From Links to Reading Insights

This is Part 2 of my journey building a Personal Reading Analytics Dashboard. Catch up on Part 1 - From PIi to Cloud Automation

Article Extractor → Dashboard

In Part 1, I shared how a simple Python script—born from the desire to collect links from my favorite blogs—evolved from manual runs on my laptop to a scheduled GitHub Actions workflow. But once articles were reliably flowing into Google Sheets, a new question emerged:

What if I could understand my reading habits and not just collect them?

That question sparked the next phase: building a personal reading analytics dashboard, powered entirely by open tools and zero infrastructure.

The goal shifted from “Where are the new articles?” to questions that reveal real behavior and patterns:

  • Am I actually reading what I save—or just collecting links?
  • Which sources give me the most value versus the most backlog?
  • How has my reading habit changed over months or years?
  • What’s the age of my oldest unread articles, and which sources contribute most to my unread pile?

To answer these, I moved beyond raw data and built a metrics engine that computes reading progress, backlog aging, and source-level analytics. This engine powers a full dashboard with seven interactive visualizations—tracking everything from monthly trends to unread article age distribution—without relying on servers, databases, or paid infrastructure.

The Pipeline: Simple, Batched, and Static

Here is how it works today:

Go for Metrics, HTML for Portability

The analytics engine is a lean Go program that transforms raw article data from Google Sheets into meaningful reading insights. It computes:

  • Reading progress: total articles, read vs. unread counts, and overall read rate with visual emphasis
  • Temporal patterns: articles per month, seasonal trends, and publication year distribution
  • Backlog analysis: unread article age buckets (<1 month, 1–3 months, 3–6 months, 6–12 months, >1 year)
  • Source-level metrics: read percentage per source, most and least read providers, and Substack author averages
  • Spotlight highlights: top 3 oldest unread articles with direct links and age calculations

All results are written to a timestamped JSON file like metrics/2025-12-29.json. At runtime, the dashboard simply loads the latest file—no database, no API, no dynamic server.
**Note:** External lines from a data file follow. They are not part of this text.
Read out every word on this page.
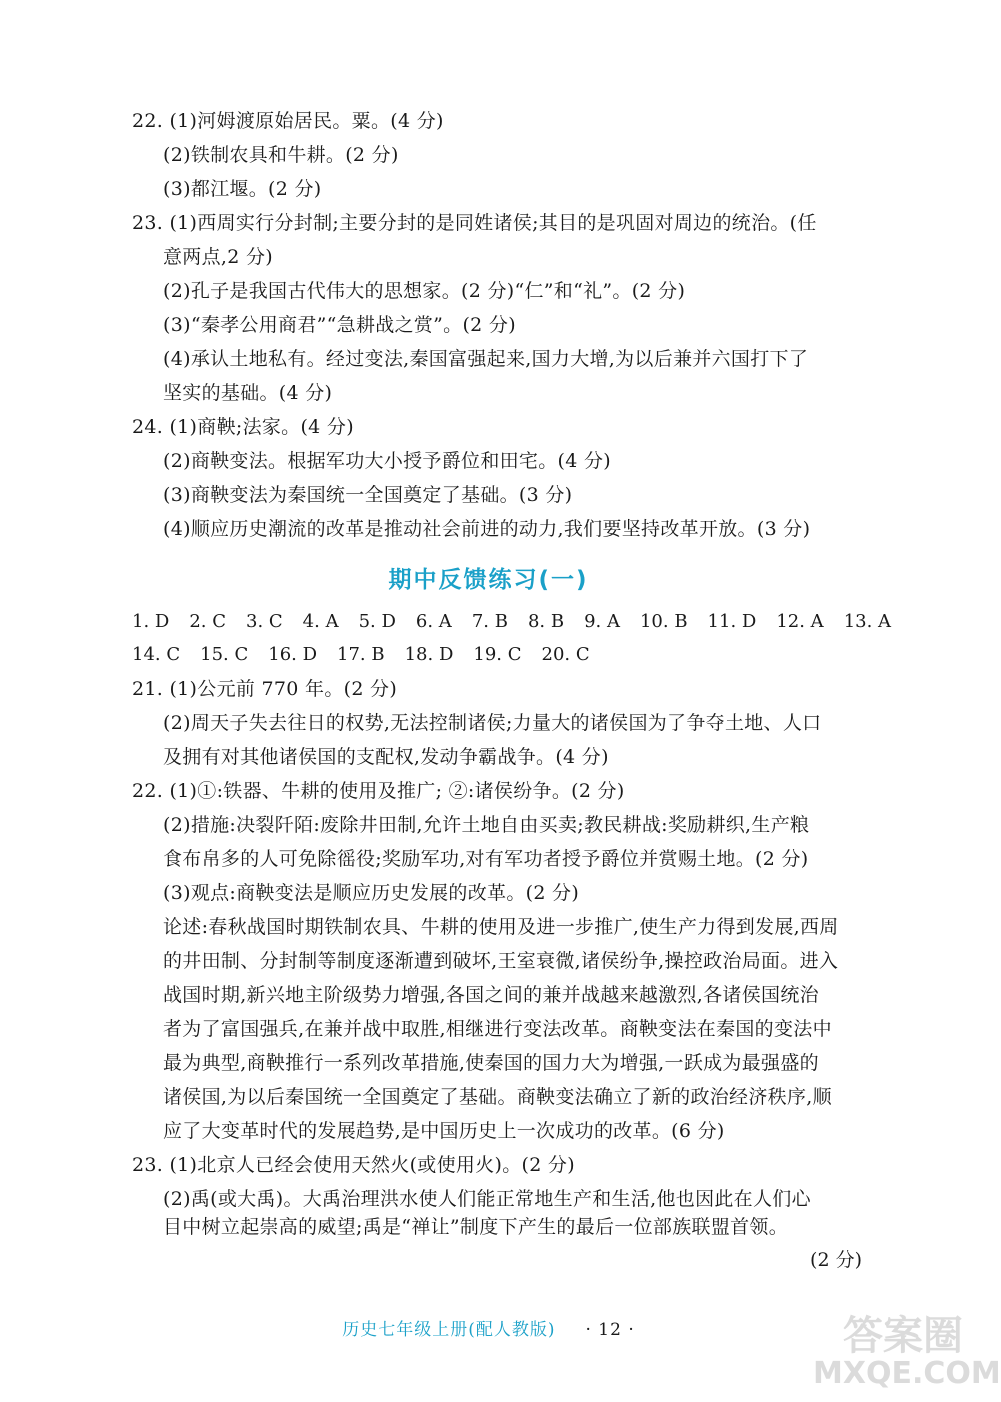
22. (1)河姆渡原始居民。粟。(4 分)
(2)铁制农具和牛耕。(2 分)
(3)都江堰。(2 分)
23. (1)西周实行分封制;主要分封的是同姓诸侯;其目的是巩固对周边的统治。(任
意两点,2 分)
(2)孔子是我国古代伟大的思想家。(2 分)“仁”和“礼”。(2 分)
(3)“秦孝公用商君”“急耕战之赏”。(2 分)
(4)承认土地私有。经过变法,秦国富强起来,国力大增,为以后兼并六国打下了
坚实的基础。(4 分)
24. (1)商鞅;法家。(4 分)
(2)商鞅变法。根据军功大小授予爵位和田宅。(4 分)
(3)商鞅变法为秦国统一全国奠定了基础。(3 分)
(4)顺应历史潮流的改革是推动社会前进的动力,我们要坚持改革开放。(3 分)
期中反馈练习(一)
1. D 2. C 3. C 4. A 5. D 6. A 7. B 8. B 9. A 10. B 11. D 12. A 13. A
14. C 15. C 16. D 17. B 18. D 19. C 20. C
21. (1)公元前 770 年。(2 分)
(2)周天子失去往日的权势,无法控制诸侯;力量大的诸侯国为了争夺土地、人口
及拥有对其他诸侯国的支配权,发动争霸战争。(4 分)
22. (1)①:铁器、牛耕的使用及推广; ②:诸侯纷争。(2 分)
(2)措施:决裂阡陌:废除井田制,允许土地自由买卖;教民耕战:奖励耕织,生产粮
食布帛多的人可免除徭役;奖励军功,对有军功者授予爵位并赏赐土地。(2 分)
(3)观点:商鞅变法是顺应历史发展的改革。(2 分)
论述:春秋战国时期铁制农具、牛耕的使用及进一步推广,使生产力得到发展,西周
的井田制、分封制等制度逐渐遭到破坏,王室衰微,诸侯纷争,操控政治局面。进入
战国时期,新兴地主阶级势力增强,各国之间的兼并战越来越激烈,各诸侯国统治
者为了富国强兵,在兼并战中取胜,相继进行变法改革。商鞅变法在秦国的变法中
最为典型,商鞅推行一系列改革措施,使秦国的国力大为增强,一跃成为最强盛的
诸侯国,为以后秦国统一全国奠定了基础。商鞅变法确立了新的政治经济秩序,顺
应了大变革时代的发展趋势,是中国历史上一次成功的改革。(6 分)
23. (1)北京人已经会使用天然火(或使用火)。(2 分)
(2)禹(或大禹)。大禹治理洪水使人们能正常地生产和生活,他也因此在人们心
目中树立起崇高的威望;禹是“禅让”制度下产生的最后一位部族联盟首领。
(2 分)
历史七年级上册(配人教版) · 12 ·	答案圈
MXQE.COM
A second Go process uses html/template to generate a static index.html with seven interactive Chart.js visualizations. The entire site deploys to GitHub Pages via GitHub Actions, delivering a live, zero-cost reading analytics dashboard that updates daily.

Summary

  • Phase 1: Automate article collection with GitHub Actions
  • Phase 2: Add metrics and visualization using Go and GitHub Pages
  • Result: A personal, zero infrastructure reading analytics dashboard

Sometimes, the best observability starts at home—with your own habits.

Thank You

Thank you for reading! You’re awesome, and I hope this post helped. Until next time!